Thank you on your recommendations and assistance, the code is just to get a feel what I'm using.

This is the script I'm using that does the job:

import os, sys
import json

zdir = {}
filestat=[]
dirstat=[]
for path, dirs, files in os.walk("/backup/us-s01",  followlinks=None):
        try:
                # Store files in the directory
                for file in files:
                        #print  os.path.join(path, file) 
                        st = os.stat( os.path.join( path, file ) )
                        file_stat = {
                                                        'name': file, 
                                                        'perm': oct( st.st_mode )[-4::],
                                                        'uid': st.st_uid,
                                                        'gid': st.st_gid,
                                                        'size': st.st_size
                                                        }
                        filestat.append( file_stat )
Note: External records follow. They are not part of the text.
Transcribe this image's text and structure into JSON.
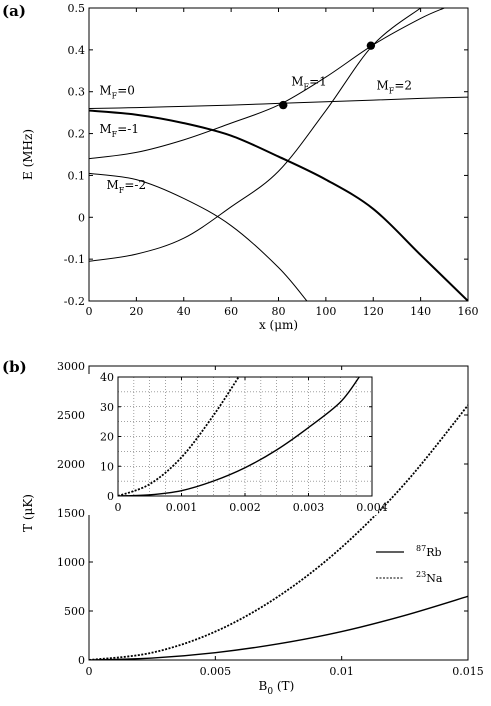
{
  "chart_data": [
    {
      "panel": "(a)",
      "type": "line",
      "xlabel": "x (μm)",
      "ylabel": "E (MHz)",
      "xlim": [
        0,
        160
      ],
      "ylim": [
        -0.2,
        0.5
      ],
      "xticks": [
        "0",
        "20",
        "40",
        "60",
        "80",
        "100",
        "120",
        "140",
        "160"
      ],
      "yticks": [
        "-0.2",
        "-0.1",
        "0",
        "0.1",
        "0.2",
        "0.3",
        "0.4",
        "0.5"
      ],
      "grid": false,
      "series": [
        {
          "name": "M_F=0",
          "x": [
            0,
            20,
            40,
            60,
            80,
            100,
            120,
            140,
            160
          ],
          "y": [
            0.26,
            0.262,
            0.265,
            0.268,
            0.272,
            0.276,
            0.28,
            0.284,
            0.287
          ]
        },
        {
          "name": "M_F=1",
          "x": [
            0,
            20,
            40,
            60,
            80,
            100,
            120,
            140,
            150
          ],
          "y": [
            0.14,
            0.155,
            0.185,
            0.225,
            0.268,
            0.335,
            0.412,
            0.475,
            0.5
          ]
        },
        {
          "name": "M_F=2",
          "x": [
            0,
            20,
            40,
            60,
            80,
            100,
            120,
            140
          ],
          "y": [
            -0.105,
            -0.088,
            -0.05,
            0.025,
            0.11,
            0.255,
            0.412,
            0.5
          ]
        },
        {
          "name": "M_F=-1",
          "x": [
            0,
            20,
            40,
            60,
            80,
            100,
            120,
            140,
            160
          ],
          "y": [
            0.255,
            0.245,
            0.225,
            0.195,
            0.145,
            0.09,
            0.02,
            -0.09,
            -0.2
          ]
        },
        {
          "name": "M_F=-2",
          "x": [
            0,
            20,
            40,
            60,
            80,
            92
          ],
          "y": [
            0.105,
            0.09,
            0.045,
            -0.02,
            -0.12,
            -0.2
          ]
        }
      ],
      "markers": [
        {
          "x": 82,
          "y": 0.268
        },
        {
          "x": 119,
          "y": 0.41
        }
      ],
      "curve_labels": [
        {
          "label_main": "M",
          "label_sub": "F",
          "label_rest": "=0",
          "at": [
            1,
            0.293
          ]
        },
        {
          "label_main": "M",
          "label_sub": "F",
          "label_rest": "=-1",
          "at": [
            1,
            0.201
          ]
        },
        {
          "label_main": "M",
          "label_sub": "F",
          "label_rest": "=-2",
          "at": [
            4,
            0.067
          ]
        },
        {
          "label_main": "M",
          "label_sub": "F",
          "label_rest": "=1",
          "at": [
            82,
            0.315
          ]
        },
        {
          "label_main": "M",
          "label_sub": "F",
          "label_rest": "=2",
          "at": [
            118,
            0.305
          ]
        }
      ]
    },
    {
      "panel": "(b)",
      "type": "line",
      "xlabel_main": "B",
      "xlabel_sub": "0",
      "xlabel_rest": " (T)",
      "ylabel": "T (μK)",
      "xlim": [
        0,
        0.015
      ],
      "ylim": [
        0,
        3000
      ],
      "xticks": [
        "0",
        "0.005",
        "0.01",
        "0.015"
      ],
      "yticks": [
        "0",
        "500",
        "1000",
        "1500",
        "2000",
        "2500",
        "3000"
      ],
      "grid": false,
      "series": [
        {
          "name": "87Rb",
          "sup": "87",
          "base": "Rb",
          "style": "solid",
          "x": [
            0,
            0.0025,
            0.005,
            0.0075,
            0.01,
            0.0125,
            0.015
          ],
          "y": [
            0,
            20,
            75,
            165,
            290,
            455,
            650
          ]
        },
        {
          "name": "23Na",
          "sup": "23",
          "base": "Na",
          "style": "dotted",
          "x": [
            0,
            0.0025,
            0.005,
            0.0075,
            0.01,
            0.0125,
            0.015
          ],
          "y": [
            0,
            75,
            290,
            650,
            1150,
            1800,
            2600
          ]
        }
      ],
      "legend_position": "right",
      "inset": {
        "xlim": [
          0,
          0.004
        ],
        "ylim": [
          0,
          40
        ],
        "xticks": [
          "0",
          "0.001",
          "0.002",
          "0.003",
          "0.004"
        ],
        "yticks": [
          "0",
          "10",
          "20",
          "30",
          "40"
        ],
        "grid": true,
        "series": [
          {
            "name": "87Rb",
            "style": "solid",
            "x": [
              0,
              0.0005,
              0.001,
              0.0015,
              0.002,
              0.0025,
              0.003,
              0.0035,
              0.0038
            ],
            "y": [
              0,
              0.4,
              1.8,
              5,
              9.5,
              15.5,
              23,
              31.5,
              40
            ]
          },
          {
            "name": "23Na",
            "style": "dotted",
            "x": [
              0,
              0.0005,
              0.001,
              0.0015,
              0.0019
            ],
            "y": [
              0,
              4,
              13,
              27,
              40
            ]
          }
        ]
      }
    }
  ]
}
                # Store directory in 
                for di in dirs:
                        std = os.stat( os.path.join( path, di ) )
                        di_stat = { 
                                                'name': di,
                                                'perm': oct(std.st_mode)[-4::],
                                                'uid': std.st_uid,
                                                'gid': std.st_gid,
                                                'size': std.st_size
                                        }
                        dirstat.append( di_stat  )
                pa = path.replace('/', '-')
                zdir = { 'files':filestat, 'dirs':dirstat}
                f = open( '/root/test/json'+pa+'dat', 'w')
                f.write( json.dumps(zdir, separators=(',',':')) )
                f.close()

        except OSError:
                pass

Solution

You can just use gunzip for the output:

import gzip

# your code as posted

zdir = { 'files':filestat, 'dirs':dirstat}
string_out = json.dumps(zdir, separators=(',',':'))    
f = gzip.open( '/root/test/json'+pa+'gz', 'wb')
f.write(string_out)

I've made a test with this and found it to compress the output to 10% of the diskusage it has compared to writing the string into a textfile.